A série narra fragmentos da vida de 9 jovens adultos da cidade do Rio de Janeiro nascidos nas décadas de 1980 e 1990, personagens diversos em orientações sexuais, gêneros e origens, mas com frustrações comuns ao lidar com questões como amor, sexualidade, família, trabalho e preconceito. Um retrato ficcional da chamada “geração do esgotamento”.

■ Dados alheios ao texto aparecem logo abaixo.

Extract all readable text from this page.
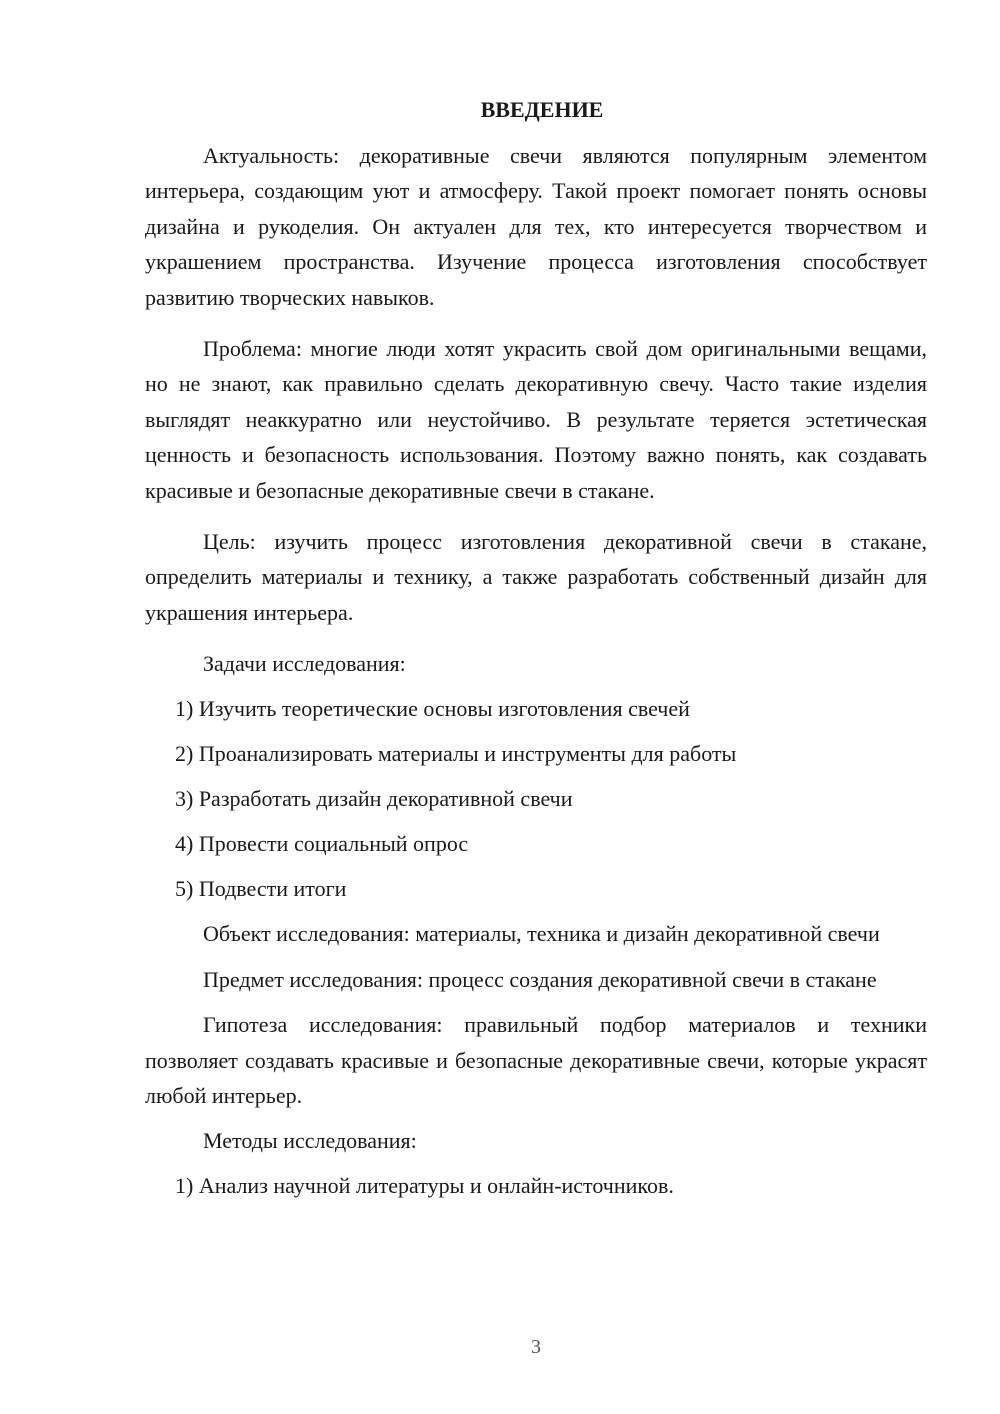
ВВЕДЕНИЕ

Актуальность: декоративные свечи являются популярным элементом интерьера, создающим уют и атмосферу. Такой проект помогает понять основы дизайна и рукоделия. Он актуален для тех, кто интересуется творчеством и украшением пространства. Изучение процесса изготовления способствует развитию творческих навыков.

Проблема: многие люди хотят украсить свой дом оригинальными вещами, но не знают, как правильно сделать декоративную свечу. Часто такие изделия выглядят неаккуратно или неустойчиво. В результате теряется эстетическая ценность и безопасность использования. Поэтому важно понять, как создавать красивые и безопасные декоративные свечи в стакане.

Цель: изучить процесс изготовления декоративной свечи в стакане, определить материалы и технику, а также разработать собственный дизайн для украшения интерьера.

Задачи исследования:

1) Изучить теоретические основы изготовления свечей

2) Проанализировать материалы и инструменты для работы

3) Разработать дизайн декоративной свечи

4) Провести социальный опрос

5) Подвести итоги

Объект исследования: материалы, техника и дизайн декоративной свечи

Предмет исследования: процесс создания декоративной свечи в стакане

Гипотеза исследования: правильный подбор материалов и техники позволяет создавать красивые и безопасные декоративные свечи, которые украсят любой интерьер.

Методы исследования:

1) Анализ научной литературы и онлайн-источников.

3
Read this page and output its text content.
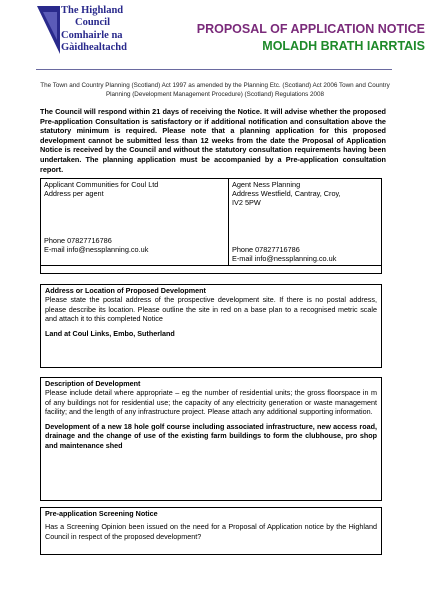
The Highland
Council
Comhairle na
Gàidhealtachd
PROPOSAL OF APPLICATION NOTICE
MOLADH BRATH IARRTAIS
The Town and Country Planning (Scotland) Act 1997 as amended by the Planning Etc. (Scotland) Act 2006 Town and Country Planning (Development Management Procedure) (Scotland) Regulations 2008
The Council will respond within 21 days of receiving the Notice. It will advise whether the proposed Pre-application Consultation is satisfactory or if additional notification and consultation above the statutory minimum is required. Please note that a planning application for this proposed development cannot be submitted less than 12 weeks from the date the Proposal of Application Notice is received by the Council and without the statutory consultation requirements having been undertaken. The planning application must be accompanied by a Pre-application consultation report.
Applicant Communities for Coul Ltd
Address per agent
Phone 07827716786
E-mail info@nessplanning.co.uk
Agent Ness Planning
Address Westfield, Cantray, Croy,
IV2 5PW
Phone 07827716786
E-mail info@nessplanning.co.uk
Address or Location of Proposed Development
Please state the postal address of the prospective development site. If there is no postal address, please describe its location. Please outline the site in red on a base plan to a recognised metric scale and attach it to this completed Notice
Land at Coul Links, Embo, Sutherland
Description of Development
Please include detail where appropriate – eg the number of residential units; the gross floorspace in m of any buildings not for residential use; the capacity of any electricity generation or waste management facility; and the length of any infrastructure project. Please attach any additional supporting information.
Development of a new 18 hole golf course including associated infrastructure, new access road, drainage and the change of use of the existing farm buildings to form the clubhouse, pro shop and maintenance shed
Pre-application Screening Notice
Has a Screening Opinion been issued on the need for a Proposal of Application notice by the Highland Council in respect of the proposed development?
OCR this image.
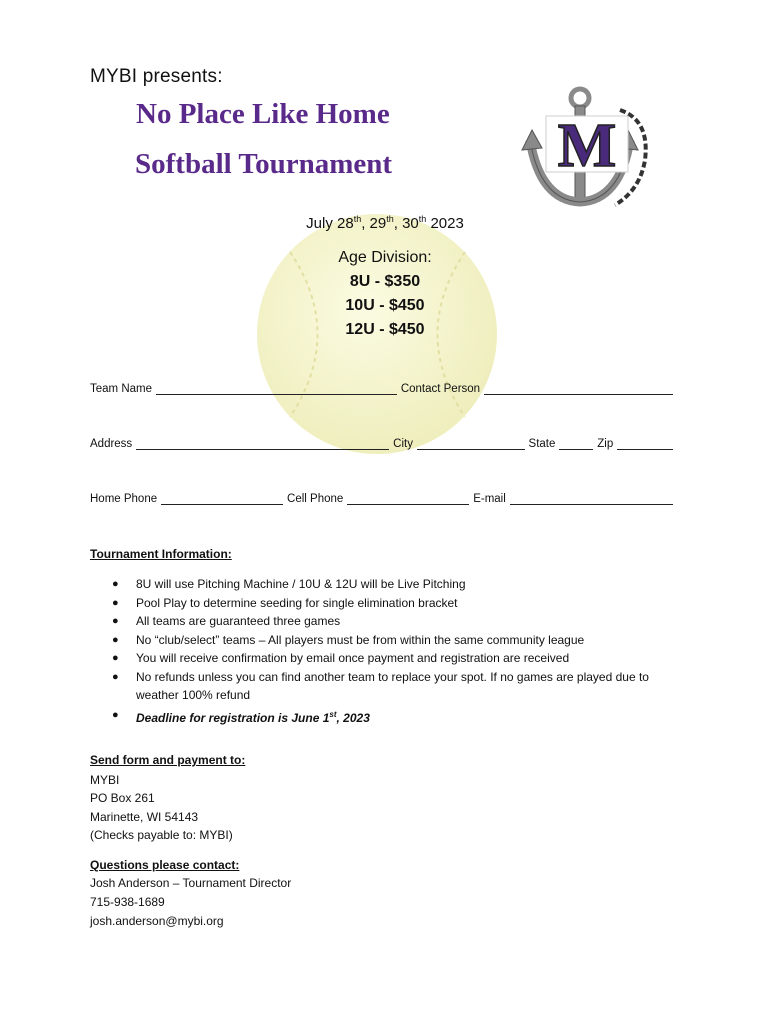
MYBI presents:
No Place Like Home
Softball Tournament	M
July 28th, 29th, 30th 2023
Age Division:
8U - $350
10U - $450
12U - $450
Team Name	Contact Person
Address	City	State	Zip
Home Phone	Cell Phone	E-mail
Tournament Information:
● 8U will use Pitching Machine / 10U & 12U will be Live Pitching
● Pool Play to determine seeding for single elimination bracket
● All teams are guaranteed three games
● No “club/select” teams – All players must be from within the same community league
● You will receive confirmation by email once payment and registration are received
● No refunds unless you can find another team to replace your spot. If no games are played due to weather 100% refund
● Deadline for registration is June 1st, 2023
Send form and payment to:
MYBI
PO Box 261
Marinette, WI 54143
(Checks payable to: MYBI)
Questions please contact:
Josh Anderson – Tournament Director
715-938-1689
josh.anderson@mybi.org
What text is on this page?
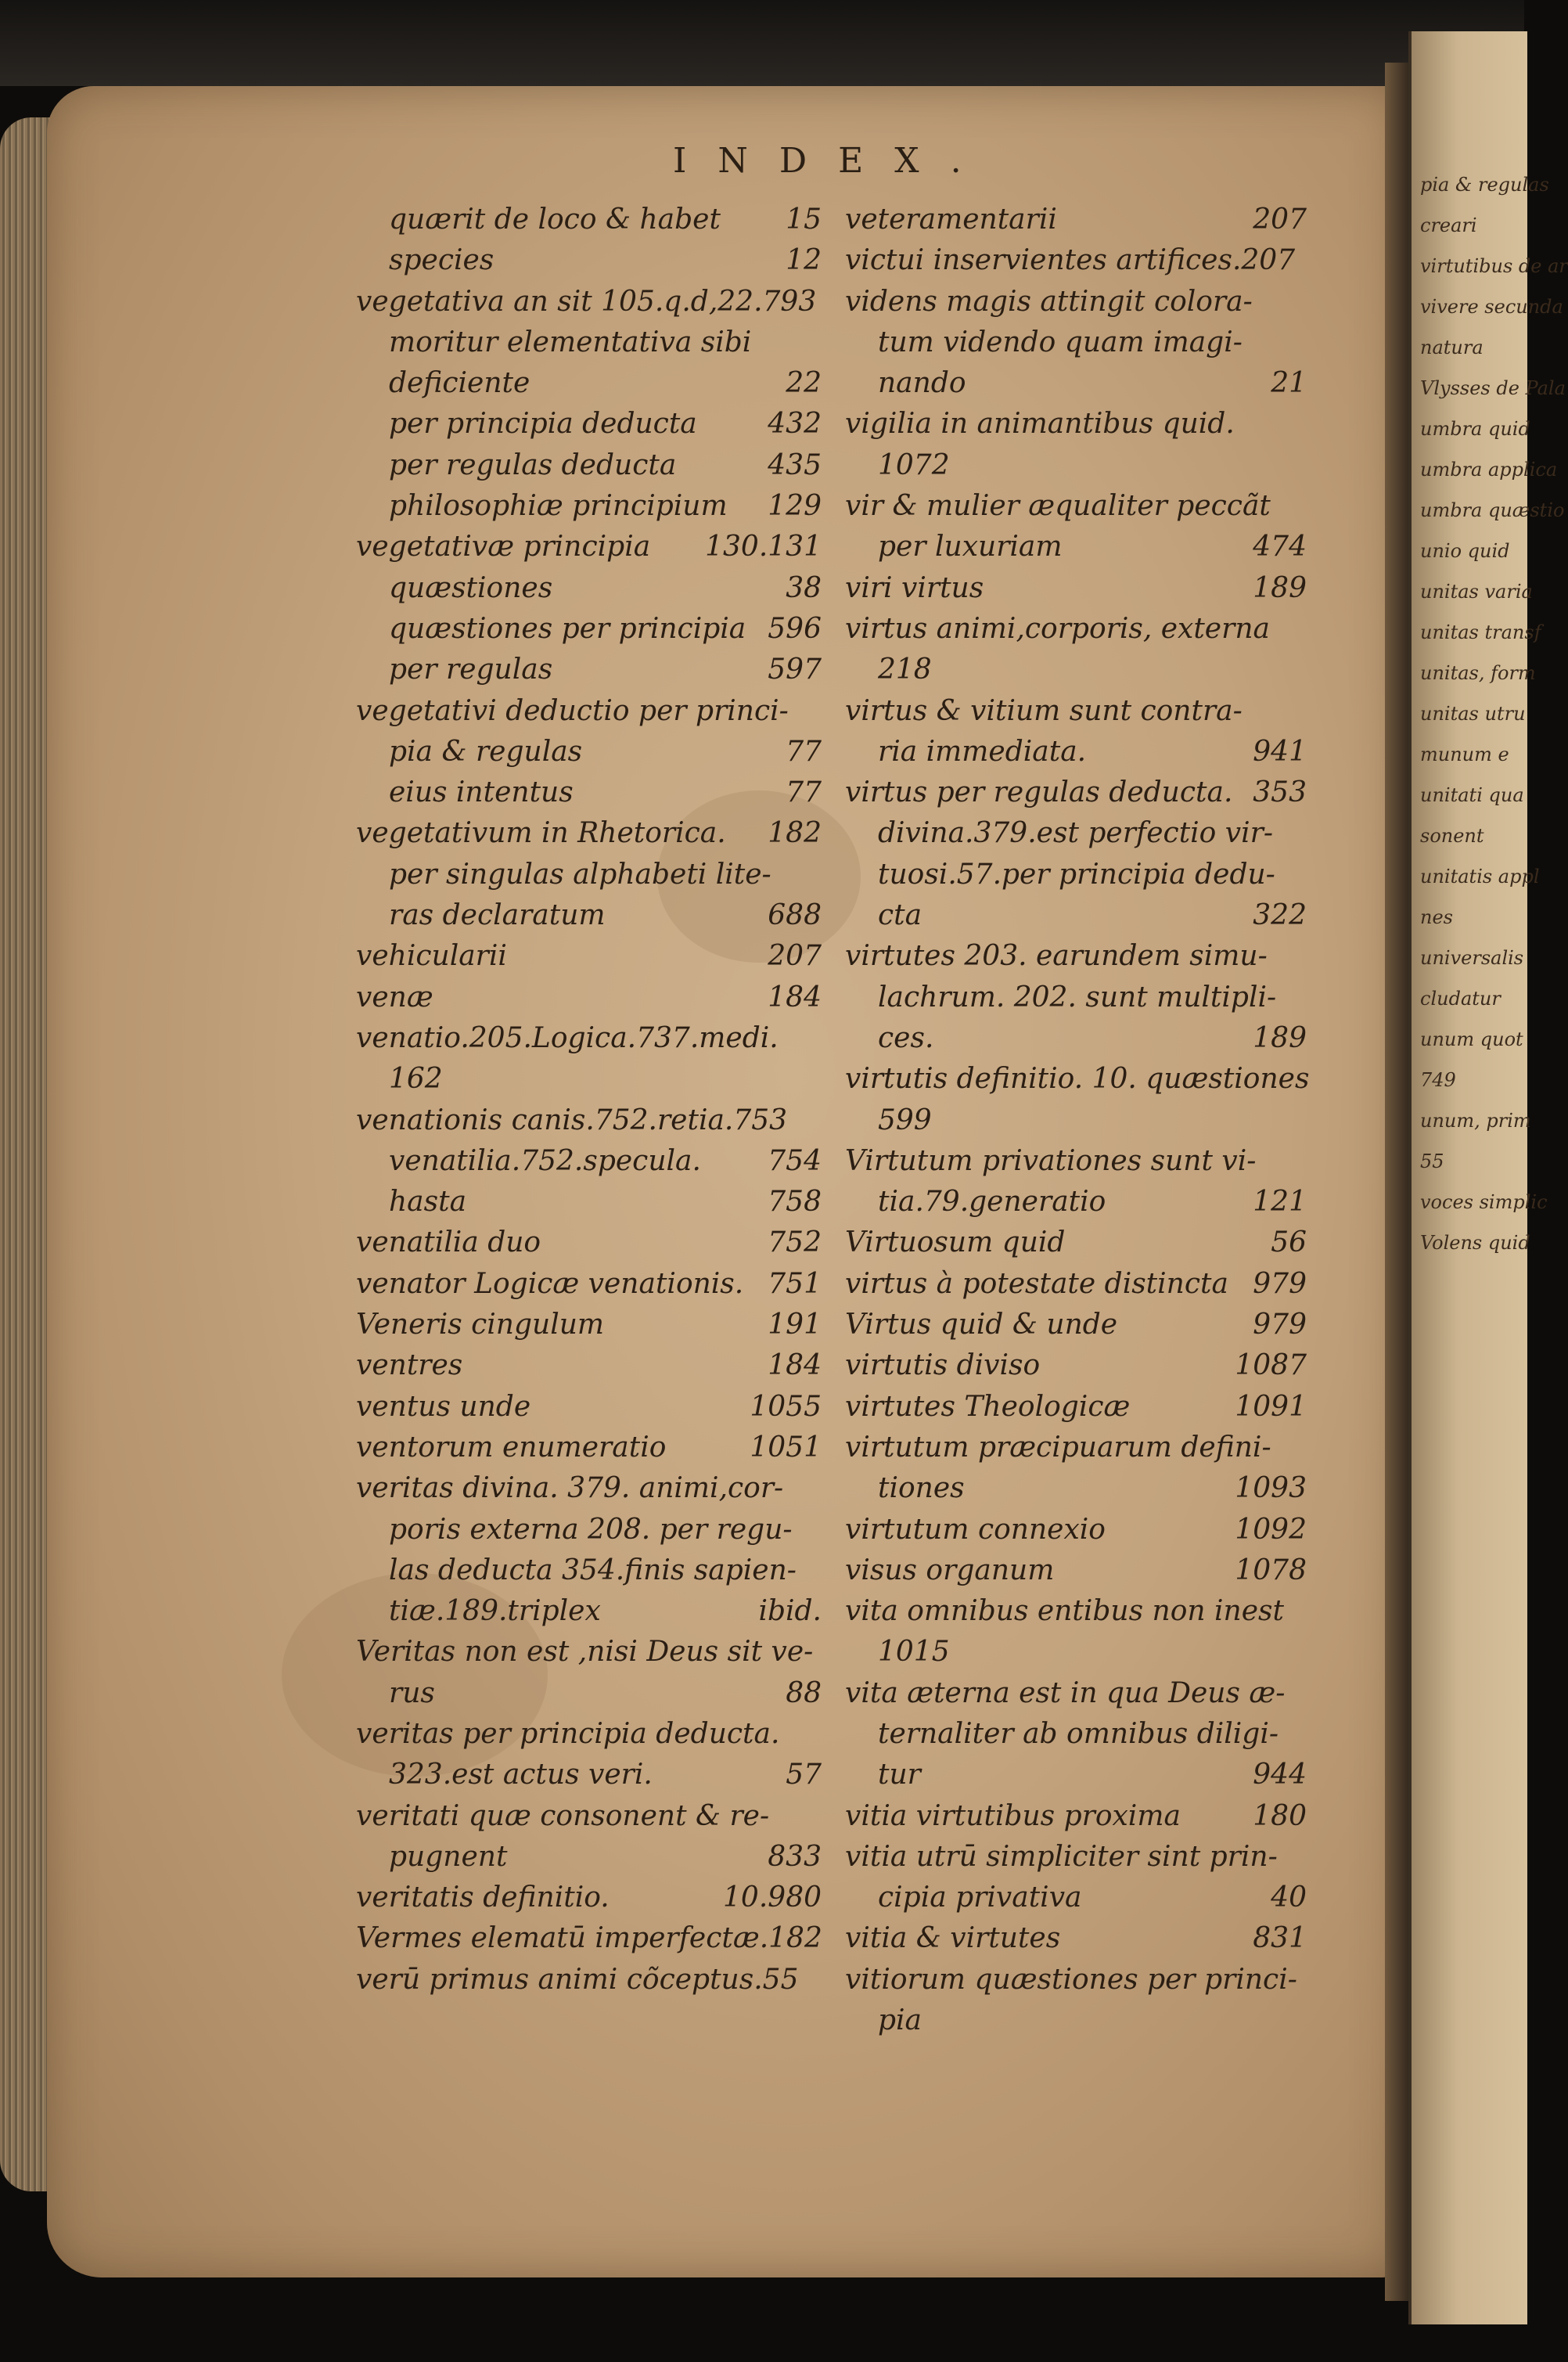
pia & regulas
creari
virtutibus de ar
vivere secunda
natura
Vlysses de Pala
umbra quid
umbra applica
umbra quæstio
unio quid
unitas varia
unitas transf
unitas, form
unitas utru
munum e
unitati qua
sonent
unitatis appl
nes
universalis
cludatur
unum quot
749
unum, prim
55
voces simplic
Volens quid
INDEX.
quærit de loco & habet 15
species	12
vegetativa an sit 105.q.d,22.793
moritur elementativa sibi
deficiente	22
per principia deducta	432
per regulas deducta	435
philosophiæ principium 129
vegetativæ principia 130.131
quæstiones	38
quæstiones per principia 596
per regulas	597
vegetativi deductio per princi-
pia & regulas	77
eius intentus	77
vegetativum in Rhetorica. 182
per singulas alphabeti lite-
ras declaratum	688
vehicularii	207
venæ	184
venatio.205.Logica.737.medi.
162
venationis canis.752.retia.753
venatilia.752.specula. 754
hasta	758
venatilia duo	752
venator Logicæ venationis. 751
Veneris cingulum	191
ventres	184
ventus unde	1055
ventorum enumeratio	1051
veritas divina. 379. animi,cor-
poris externa 208. per regu-
las deducta 354.finis sapien-
tiæ.189.triplex	ibid.
Veritas non est ,nisi Deus sit ve-
rus	88
veritas per principia deducta.
323.est actus veri.	57
veritati quæ consonent & re-
pugnent	833
veritatis definitio.	10.980
Vermes elematū imperfectæ.182
verū primus animi cõceptus.55
veteramentarii	207
victui inservientes artifices.207
videns magis attingit colora-
tum videndo quam imagi-
nando	21
vigilia in animantibus quid.
1072
vir & mulier æqualiter peccãt
per luxuriam	474
viri virtus	189
virtus animi,corporis, externa
218
virtus & vitium sunt contra-
ria immediata.	941
virtus per regulas deducta. 353
divina.379.est perfectio vir-
tuosi.57.per principia dedu-
cta	322
virtutes 203. earundem simu-
lachrum. 202. sunt multipli-
ces.	189
virtutis definitio. 10. quæstiones
599
Virtutum privationes sunt vi-
tia.79.generatio	121
Virtuosum quid	56
virtus à potestate distincta 979
Virtus quid & unde	979
virtutis diviso	1087
virtutes Theologicæ	1091
virtutum præcipuarum defini-
tiones	1093
virtutum connexio	1092
visus organum	1078
vita omnibus entibus non inest
1015
vita æterna est in qua Deus æ-
ternaliter ab omnibus diligi-
tur	944
vitia virtutibus proxima	180
vitia utrū simpliciter sint prin-
cipia privativa	40
vitia & virtutes	831
vitiorum quæstiones per princi-
pia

Uma antologia, LÍNGUA tem cada episódio dedicado ao desenvolvimento de um ou mais personagens distintos, pessoas que aos poucos revelam-se interligadas, partes de uma mesma bolha social que, mesmo um tanto diversa, os une na sensação de incomunicabilidade e dificuldade de mudar suas vidas, padrões comportamentais e obstáculos político-estruturais.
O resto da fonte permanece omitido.